Collecting Himself by Michael J. Rosen

Author:Michael J. Rosen [Rosen, Michael J.]
Language: eng
Format: epub, mobi
ISBN: 978-0-06-203903-3
Publisher: HarperCollins
Published: 1989-10-08T16:00:00+00:00


Memoirs of a Banquet Speaker

The sanity of the average banquet speaker lasts about two and a half months; at the end of that time he begins to mutter to himself, and calls out in his sleep. I am dealing here with the young banquet speaker, the dilettante, who goes into it in quest of glamour. There is, he finds out too late, no glamour at banquets—I mean the large formal banquets of big associations and societies. There is only a kind of dignified confusion that gradually unhinges the mind.

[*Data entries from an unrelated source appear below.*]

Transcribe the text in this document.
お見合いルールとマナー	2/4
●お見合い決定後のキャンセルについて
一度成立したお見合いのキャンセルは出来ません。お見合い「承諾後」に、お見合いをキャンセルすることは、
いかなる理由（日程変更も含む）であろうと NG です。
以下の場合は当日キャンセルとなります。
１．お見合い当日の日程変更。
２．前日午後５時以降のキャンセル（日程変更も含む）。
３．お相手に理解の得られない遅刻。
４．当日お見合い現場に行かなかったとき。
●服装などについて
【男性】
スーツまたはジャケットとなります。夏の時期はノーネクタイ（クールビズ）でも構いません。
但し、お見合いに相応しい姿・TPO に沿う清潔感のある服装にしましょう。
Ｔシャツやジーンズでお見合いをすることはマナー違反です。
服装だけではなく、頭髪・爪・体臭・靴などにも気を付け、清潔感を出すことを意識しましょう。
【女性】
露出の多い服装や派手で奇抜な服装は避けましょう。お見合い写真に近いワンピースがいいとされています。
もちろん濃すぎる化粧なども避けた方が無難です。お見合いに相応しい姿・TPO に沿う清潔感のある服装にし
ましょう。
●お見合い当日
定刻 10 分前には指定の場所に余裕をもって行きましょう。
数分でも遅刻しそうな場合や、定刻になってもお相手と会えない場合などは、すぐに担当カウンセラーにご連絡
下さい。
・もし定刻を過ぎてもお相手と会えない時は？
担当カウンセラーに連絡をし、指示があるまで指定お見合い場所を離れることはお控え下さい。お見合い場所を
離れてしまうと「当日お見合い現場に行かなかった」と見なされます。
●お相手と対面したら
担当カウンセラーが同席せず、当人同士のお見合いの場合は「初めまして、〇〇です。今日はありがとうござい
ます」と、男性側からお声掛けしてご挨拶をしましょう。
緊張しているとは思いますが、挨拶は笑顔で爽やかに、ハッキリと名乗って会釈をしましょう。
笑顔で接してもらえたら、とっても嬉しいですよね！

Late in my thirty-fifth year, having tasted every other experience in life (except being rescued by Captain Fried), I decided to be a guest of honor at some glittering annual dinner in a big New York hotel. At first blush, you might think it would be difficult to be asked. It isn’t. You don’t, of course, have to be a member of an organization in order to address its annual banquet. In fact the organization doesn’t even have to know who you are, and it almost never does. The names of the speakers are got out of newspapers and phone books, and from the better Christmas cards; sometimes a speaker is suggested to the entertainment committee by a woman named Mrs. Grace Voynton. That’s all I know about her. She suggested me. I never saw her again. As a matter of fact, I never saw her at all. She phoned me one day and asked if I would address the annual banquet of a certain organization, the name of which, in the ensuing conversation, which was rather controversial, slipped my mind. I said I wouldn’t address the banquet because my dinner pants were too tight. She was pleased to regard this as a pleasantry, and phoned me again the next day, as a woman will. Finally I said I would make a short talk. I was told to be at the Commodore Hotel at seven-thirty on a certain Wednesday evening. It was only when I was in a taxi on my way to the hotel that I realized I didn’t know the name, or the nature, of the organization I was going to talk to—let alone what I was going to talk about. So high is the courage of youth that the young banquet speaker is likely to dismiss this unfortunate ignorance too lightly. He has an idea that Mrs. Voynton will be at the hotel, or that the doorman will recognize him. Certainly, he thinks, it is going to be easy enough to find the banquet-room. It isn’t going to be, though (the italics are mine). During the banqueting season anywhere from three to eleven banquets are being held, simultaneously, at the average hotel on any given night. Not realizing this, the young guest of honor is almost sure to think that the first banquet table he spies is the one at which he belongs. There is only about one chance in ten that he is right.